Kärlingerhaus-Funtensee Wanderung
Vom Königssee durch die beschwerliche Saugasse zum Funtensee. Eine Wanderung mit der ganzen Familie.
Dienstag, 01. August 2017
Es ist der Schweizer Nationalfeiertag. Doch das interessiert hier niemanden. Wir sind gerade auf dem grossen Parkplatz in Schönau am Königssee angekommen und lösen ein Parkticket für zwei Tage. Die Rucksäcke sind bereits fertig gepackt, die Wanderschuhe fest zugeschnürt und die Wanderroute klar.
Von der Halbinsel Hirschau bei St. Bartholomä soll die Wanderung über die berüchtigte Saugasse zum Funtensee führen. Dort hatten wir bereits Monate voraus ein Zimmer für fünf Personen reserviert. Denn auch Nany, unser Au-pair, begleitete uns vier. Wir hatten ihr versprochen sie mal auf einen Wanderausflug mitzunehmen und nun war es soweit.
Ein elektrobetriebenes Boot der Schifffahrtsgesellschaft Königssee brachte uns nach St. Bartholomä, wo wir erst in der historischen Gaststätte Sankt Bartholomä unseren Durst stillten. Denn es war bereits über 25 Grad warm und wir wollten unseren Wasservorrat nochmals auffüllen.
St. Bartholomä kannte ich bestens. War ich doch nun schon das dritte Mal hier. Zuletzt ebenfalls am 1. August im Jahre 2011, als ich anschliessend die Watzmann-Ostwand durchstieg. Ein Abenteuer, an welches ich auch heute noch oft denken muss. Einfach einmalig war die Tour dazumal.
Doch heute führte uns der Weg erst etwa zwei Kilometer dem flachen Ufer des Königssees entlang in Richtung Norden, ehe wir dann mit herrlichen Ausblicken auf den Königssee und Obersee durch den Wald aufstiegen.
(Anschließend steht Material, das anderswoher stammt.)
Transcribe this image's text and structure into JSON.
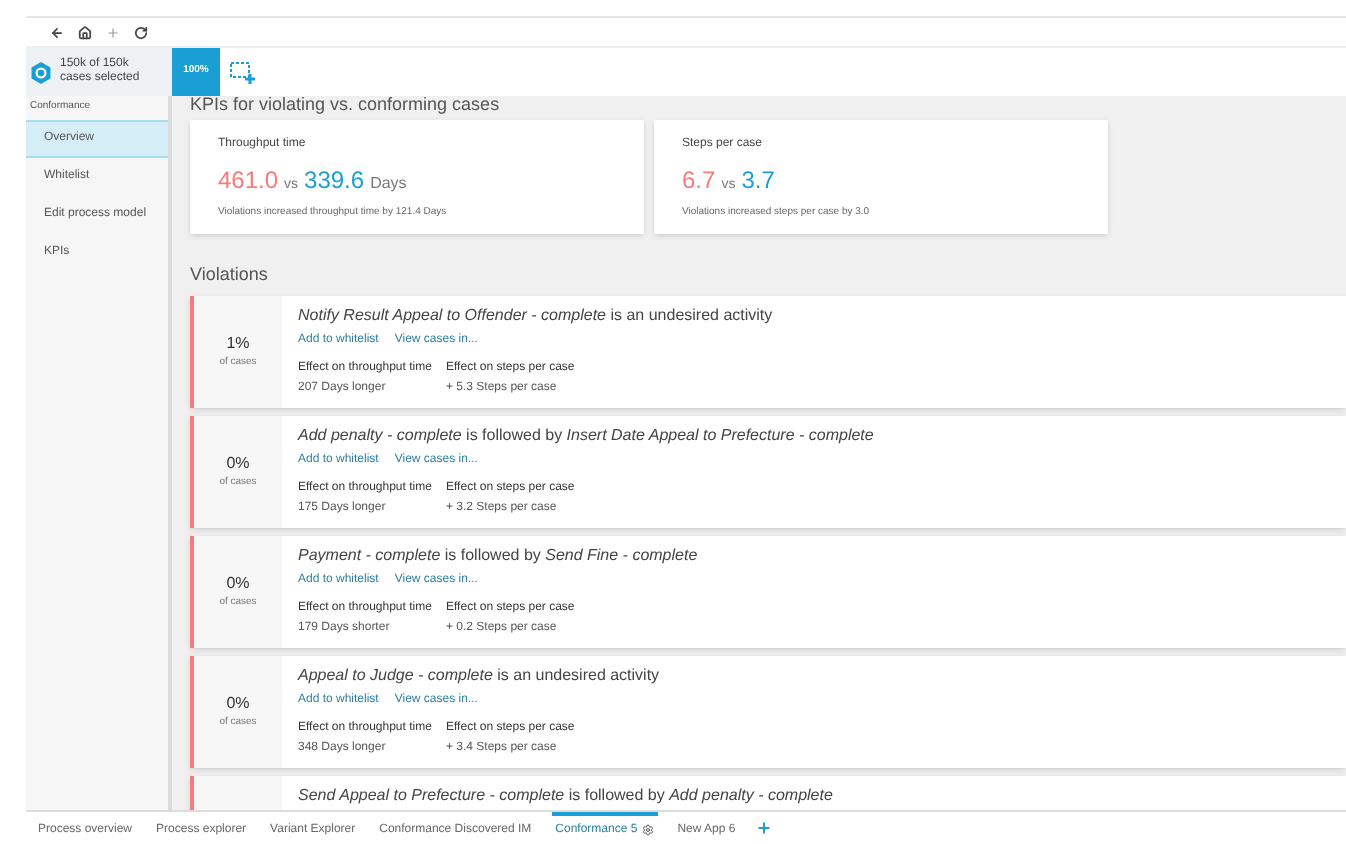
{
  "header": {
    "selection": "150k of 150k",
    "selection_sub": "cases selected",
    "percent": "100%"
  },
  "sidebar": {
    "section": "Conformance",
    "items": [
      {
        "label": "Overview",
        "selected": true
      },
      {
        "label": "Whitelist",
        "selected": false
      },
      {
        "label": "Edit process model",
        "selected": false
      },
      {
        "label": "KPIs",
        "selected": false
      }
    ]
  },
  "kpis": {
    "title": "KPIs for violating vs. conforming cases",
    "cards": [
      {
        "label": "Throughput time",
        "violating": "461.0",
        "vs": "vs",
        "conforming": "339.6",
        "unit": "Days",
        "note": "Violations increased throughput time by 121.4 Days"
      },
      {
        "label": "Steps per case",
        "violating": "6.7",
        "vs": "vs",
        "conforming": "3.7",
        "note": "Violations increased steps per case by 3.0"
      }
    ]
  },
  "violations": {
    "title": "Violations",
    "items": [
      {
        "percent": "1%",
        "percent_sub": "of cases",
        "title": "*Notify Result Appeal to Offender - complete* is an undesired activity",
        "actions": [
          "Add to whitelist",
          "View cases in..."
        ],
        "effects": [
          {
            "label": "Effect on throughput time",
            "value": "207 Days longer"
          },
          {
            "label": "Effect on steps per case",
            "value": "+ 5.3 Steps per case"
          }
        ]
      },
      {
        "percent": "0%",
        "percent_sub": "of cases",
        "title": "*Add penalty - complete* is followed by *Insert Date Appeal to Prefecture - complete*",
        "actions": [
          "Add to whitelist",
          "View cases in..."
        ],
        "effects": [
          {
            "label": "Effect on throughput time",
            "value": "175 Days longer"
          },
          {
            "label": "Effect on steps per case",
            "value": "+ 3.2 Steps per case"
          }
        ]
      },
      {
        "percent": "0%",
        "percent_sub": "of cases",
        "title": "*Payment - complete* is followed by *Send Fine - complete*",
        "actions": [
          "Add to whitelist",
          "View cases in..."
        ],
        "effects": [
          {
            "label": "Effect on throughput time",
            "value": "179 Days shorter"
          },
          {
            "label": "Effect on steps per case",
            "value": "+ 0.2 Steps per case"
          }
        ]
      },
      {
        "percent": "0%",
        "percent_sub": "of cases",
        "title": "*Appeal to Judge - complete* is an undesired activity",
        "actions": [
          "Add to whitelist",
          "View cases in..."
        ],
        "effects": [
          {
            "label": "Effect on throughput time",
            "value": "348 Days longer"
          },
          {
            "label": "Effect on steps per case",
            "value": "+ 3.4 Steps per case"
          }
        ]
      },
      {
        "title": "*Send Appeal to Prefecture - complete* is followed by *Add penalty - complete*"
      }
    ]
  },
  "tabs": [
    {
      "label": "Process overview",
      "selected": false
    },
    {
      "label": "Process explorer",
      "selected": false
    },
    {
      "label": "Variant Explorer",
      "selected": false
    },
    {
      "label": "Conformance Discovered IM",
      "selected": false
    },
    {
      "label": "Conformance 5",
      "selected": true,
      "settings": true
    },
    {
      "label": "New App 6",
      "selected": false
    }
  ]
}
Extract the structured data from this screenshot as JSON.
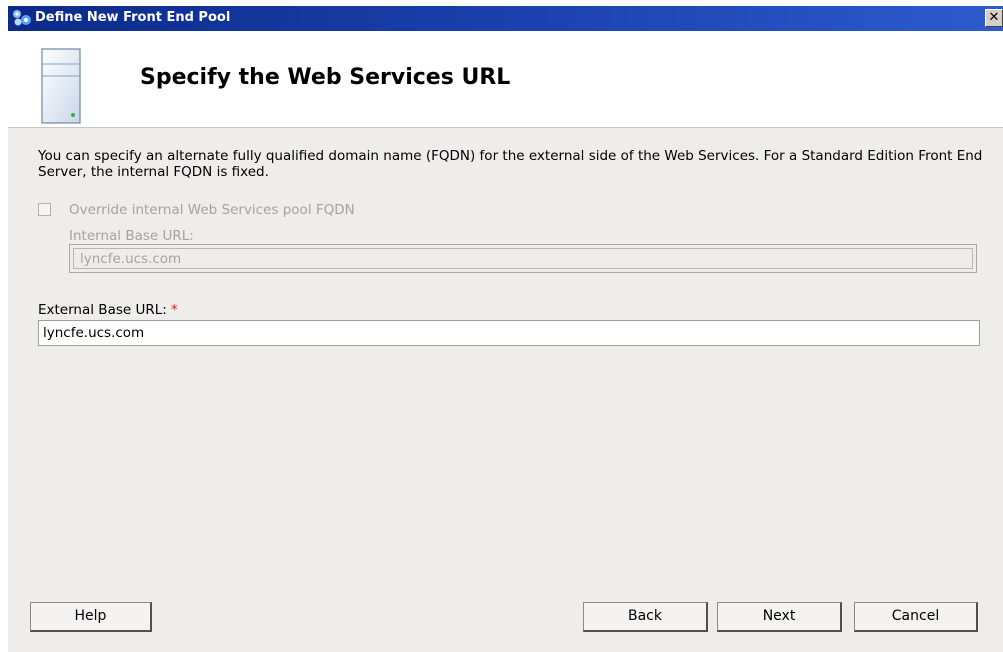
{
  "window": {
    "title": "Define New Front End Pool",
    "close_glyph": "✕"
  },
  "header": {
    "heading": "Specify the Web Services URL",
    "icon": "server-icon"
  },
  "body": {
    "description": "You can specify an alternate fully qualified domain name (FQDN) for the external side of the Web Services. For a Standard Edition Front End Server, the internal FQDN is fixed.",
    "override_checkbox": {
      "label": "Override internal Web Services pool FQDN",
      "checked": false,
      "enabled": false
    },
    "internal_base_url": {
      "label": "Internal Base URL:",
      "value": "lyncfe.ucs.com",
      "enabled": false
    },
    "external_base_url": {
      "label": "External Base URL:",
      "required_marker": "*",
      "value": "lyncfe.ucs.com"
    }
  },
  "buttons": {
    "help": "Help",
    "back": "Back",
    "next": "Next",
    "cancel": "Cancel"
  },
  "colors": {
    "titlebar": "#1c43b0",
    "dialog_bg": "#eeedea",
    "required": "#e02020",
    "disabled_text": "#a4a39f"
  }
}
Vorbei an den Schrainbachfällen, steil hoch zur Schrainbachalm, kämpften wir uns langsam zur berüchtigten Saugasse hoch. Bis hierher lief Luca alles alleine. Doch nun wurde er müde und die Trage musste her. Verständlich, denn wer wollte die 36 Kehren und 400 Höhenmeter der Saugasse mit den Beinen eines fast Vierjährigen bestreiten?
Tanja und ich müssen im Nachhinein zugeben, dass die Tour einem einiges abverlangte. Irgendwie hatten wir den Aufstieg zum Kärlingerhaus nicht mehr so anstrengend in Erinnerung. Doch seit unserer Durchquerung des Steinernen Meers (unsere Hochzeitsreise) sind doch einige Jahre vergangen und Strapazen vergisst man doch sehr schnell.
Auf jeden Fall war es für alle die Schlüsselstelle der Wanderung. Doch danach nicht genug, erst musste ja noch das Kärlingerhaus erreicht werden. Emilia macht das ganze nichts aus. Sie war Wandererprobt und ihr ist kein Weg zu steil. Nach einer weiteren Stunde und zahlreichen Kehren erblickten wir endlich unsere Unterkunft. Dahinter der Funtensee und die phantastische, liebliche Berglandschaft.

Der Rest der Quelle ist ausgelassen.